Skip to content

Pause/Resume

Flexium provides pause and resume capabilities for long-running training jobs.

Driver Requirement: NVIDIA 550+ (pause/resume on same GPU), 580+ (resume on different GPU)

Overview

Training jobs can be paused at any point and resumed later. With driver 550+, you can resume on the same GPU. With driver 580+, you can resume on any GPU on the same machine.

How It Works

  1. Pause - You trigger pause via the dashboard
  2. GPU State Captured - Flexium captures the complete GPU state at driver level
  3. GPU Freed - GPU memory is completely released (0 MB residue)
  4. Resume - You trigger resume via the dashboard
  5. Training Continues - Training continues from the exact point it was paused

Dashboard Display

When a process is paused: - Status shows "Paused" with a distinctive badge - Memory displays the last known memory usage before pause (not 0) - Runtime continues to track total training time (not reset)

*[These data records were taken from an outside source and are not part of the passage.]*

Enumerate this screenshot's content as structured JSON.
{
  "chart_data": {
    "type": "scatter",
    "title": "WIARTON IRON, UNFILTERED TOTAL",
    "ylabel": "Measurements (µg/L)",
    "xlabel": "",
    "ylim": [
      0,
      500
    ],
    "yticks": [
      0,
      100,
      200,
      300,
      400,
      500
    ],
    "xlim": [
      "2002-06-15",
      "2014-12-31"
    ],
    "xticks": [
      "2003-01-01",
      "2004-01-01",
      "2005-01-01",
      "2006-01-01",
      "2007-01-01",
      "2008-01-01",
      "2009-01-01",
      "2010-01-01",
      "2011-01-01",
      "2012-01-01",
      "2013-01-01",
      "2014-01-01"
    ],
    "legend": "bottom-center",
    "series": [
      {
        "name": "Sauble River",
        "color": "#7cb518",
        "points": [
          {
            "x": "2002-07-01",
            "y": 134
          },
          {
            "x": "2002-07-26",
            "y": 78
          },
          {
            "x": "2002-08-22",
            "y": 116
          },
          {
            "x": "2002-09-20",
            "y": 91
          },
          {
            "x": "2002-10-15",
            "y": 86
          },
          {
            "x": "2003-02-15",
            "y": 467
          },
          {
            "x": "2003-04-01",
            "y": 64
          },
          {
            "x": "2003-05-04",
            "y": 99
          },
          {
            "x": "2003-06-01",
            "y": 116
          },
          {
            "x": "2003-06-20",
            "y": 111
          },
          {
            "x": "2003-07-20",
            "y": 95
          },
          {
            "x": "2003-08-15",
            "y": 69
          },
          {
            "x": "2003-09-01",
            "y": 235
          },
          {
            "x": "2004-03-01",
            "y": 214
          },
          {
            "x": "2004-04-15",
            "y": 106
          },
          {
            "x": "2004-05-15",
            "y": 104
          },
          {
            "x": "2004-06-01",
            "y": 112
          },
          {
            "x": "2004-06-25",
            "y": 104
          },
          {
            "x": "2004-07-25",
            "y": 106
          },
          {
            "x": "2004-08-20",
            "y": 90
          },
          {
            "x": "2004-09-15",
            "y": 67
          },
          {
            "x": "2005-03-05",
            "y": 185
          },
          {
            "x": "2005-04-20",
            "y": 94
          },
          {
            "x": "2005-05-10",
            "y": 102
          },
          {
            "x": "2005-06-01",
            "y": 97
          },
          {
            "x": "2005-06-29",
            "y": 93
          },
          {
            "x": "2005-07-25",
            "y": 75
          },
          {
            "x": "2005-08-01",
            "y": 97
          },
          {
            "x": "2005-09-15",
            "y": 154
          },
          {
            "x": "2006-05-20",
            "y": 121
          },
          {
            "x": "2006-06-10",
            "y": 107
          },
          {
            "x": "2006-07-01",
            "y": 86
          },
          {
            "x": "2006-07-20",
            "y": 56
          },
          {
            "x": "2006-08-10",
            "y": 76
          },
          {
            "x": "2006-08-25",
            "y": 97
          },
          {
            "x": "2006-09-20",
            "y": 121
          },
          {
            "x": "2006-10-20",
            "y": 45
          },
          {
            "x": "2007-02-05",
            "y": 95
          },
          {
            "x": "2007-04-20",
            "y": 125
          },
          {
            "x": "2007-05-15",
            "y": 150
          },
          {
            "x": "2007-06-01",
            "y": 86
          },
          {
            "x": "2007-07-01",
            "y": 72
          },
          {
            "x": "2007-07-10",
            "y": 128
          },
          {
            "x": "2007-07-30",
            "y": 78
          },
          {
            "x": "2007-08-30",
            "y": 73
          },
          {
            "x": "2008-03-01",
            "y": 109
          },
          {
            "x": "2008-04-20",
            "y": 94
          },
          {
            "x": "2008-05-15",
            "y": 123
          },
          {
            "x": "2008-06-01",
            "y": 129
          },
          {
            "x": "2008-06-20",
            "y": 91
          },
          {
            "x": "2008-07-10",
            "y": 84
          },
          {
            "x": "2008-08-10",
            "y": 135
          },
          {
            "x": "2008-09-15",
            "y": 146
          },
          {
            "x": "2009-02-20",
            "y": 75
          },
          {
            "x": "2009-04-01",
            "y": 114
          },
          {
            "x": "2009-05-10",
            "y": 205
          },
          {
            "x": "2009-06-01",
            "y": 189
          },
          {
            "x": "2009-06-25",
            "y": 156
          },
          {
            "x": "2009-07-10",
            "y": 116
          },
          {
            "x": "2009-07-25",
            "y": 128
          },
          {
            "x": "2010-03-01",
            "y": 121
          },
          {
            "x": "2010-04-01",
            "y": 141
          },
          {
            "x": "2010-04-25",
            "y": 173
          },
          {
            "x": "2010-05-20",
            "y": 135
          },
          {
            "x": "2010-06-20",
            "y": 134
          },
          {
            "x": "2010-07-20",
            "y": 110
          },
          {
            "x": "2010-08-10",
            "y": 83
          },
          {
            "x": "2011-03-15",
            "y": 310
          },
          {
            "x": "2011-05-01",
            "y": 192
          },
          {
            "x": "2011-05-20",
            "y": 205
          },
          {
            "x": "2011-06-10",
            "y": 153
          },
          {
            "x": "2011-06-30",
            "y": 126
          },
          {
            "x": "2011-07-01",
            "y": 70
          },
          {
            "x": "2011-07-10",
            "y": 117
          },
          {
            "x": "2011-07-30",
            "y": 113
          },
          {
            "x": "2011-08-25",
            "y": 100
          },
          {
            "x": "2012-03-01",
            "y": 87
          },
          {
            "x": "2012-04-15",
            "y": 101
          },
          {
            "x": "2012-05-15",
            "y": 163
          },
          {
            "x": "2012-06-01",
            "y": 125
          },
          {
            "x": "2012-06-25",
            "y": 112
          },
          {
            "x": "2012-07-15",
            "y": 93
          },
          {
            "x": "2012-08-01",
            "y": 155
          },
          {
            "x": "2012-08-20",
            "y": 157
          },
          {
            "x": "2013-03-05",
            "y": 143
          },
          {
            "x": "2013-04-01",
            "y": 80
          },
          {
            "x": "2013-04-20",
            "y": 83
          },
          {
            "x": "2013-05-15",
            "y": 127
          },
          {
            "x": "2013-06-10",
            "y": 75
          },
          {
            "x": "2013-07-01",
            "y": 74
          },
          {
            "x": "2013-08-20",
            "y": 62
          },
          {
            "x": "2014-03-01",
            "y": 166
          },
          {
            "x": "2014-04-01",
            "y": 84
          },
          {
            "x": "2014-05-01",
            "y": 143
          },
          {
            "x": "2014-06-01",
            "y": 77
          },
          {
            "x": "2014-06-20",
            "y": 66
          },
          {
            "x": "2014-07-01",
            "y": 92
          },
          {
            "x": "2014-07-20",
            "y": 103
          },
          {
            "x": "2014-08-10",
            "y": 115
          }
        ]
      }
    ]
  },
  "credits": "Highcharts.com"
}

This allows you to see at a glance how much GPU memory will be needed when resuming.

Auto-Resume on Disconnect

If connection to Flexium is lost while a process is paused, Flexium will:

  1. Attempt to reconnect for up to 5 minutes
  2. If reconnection fails, automatically resume training on the last-used device
  3. Continue running in "local mode"
  4. Automatically reconnect when connection is restored

This ensures your paused training jobs don't hang indefinitely.

Use Cases

  • Resource Sharing - Temporarily yield GPU for higher-priority jobs
  • Maintenance - Safely pause for system updates

Usage

import flexium
flexium.init()

# Your training code
train_model()
# Pause/resume is triggered via the dashboard

Or with explicit scope control:

import flexium.auto

with flexium.auto.run():
    train_model()

Pause and resume are triggered through the web dashboard - there is no manual API for pausing within your code.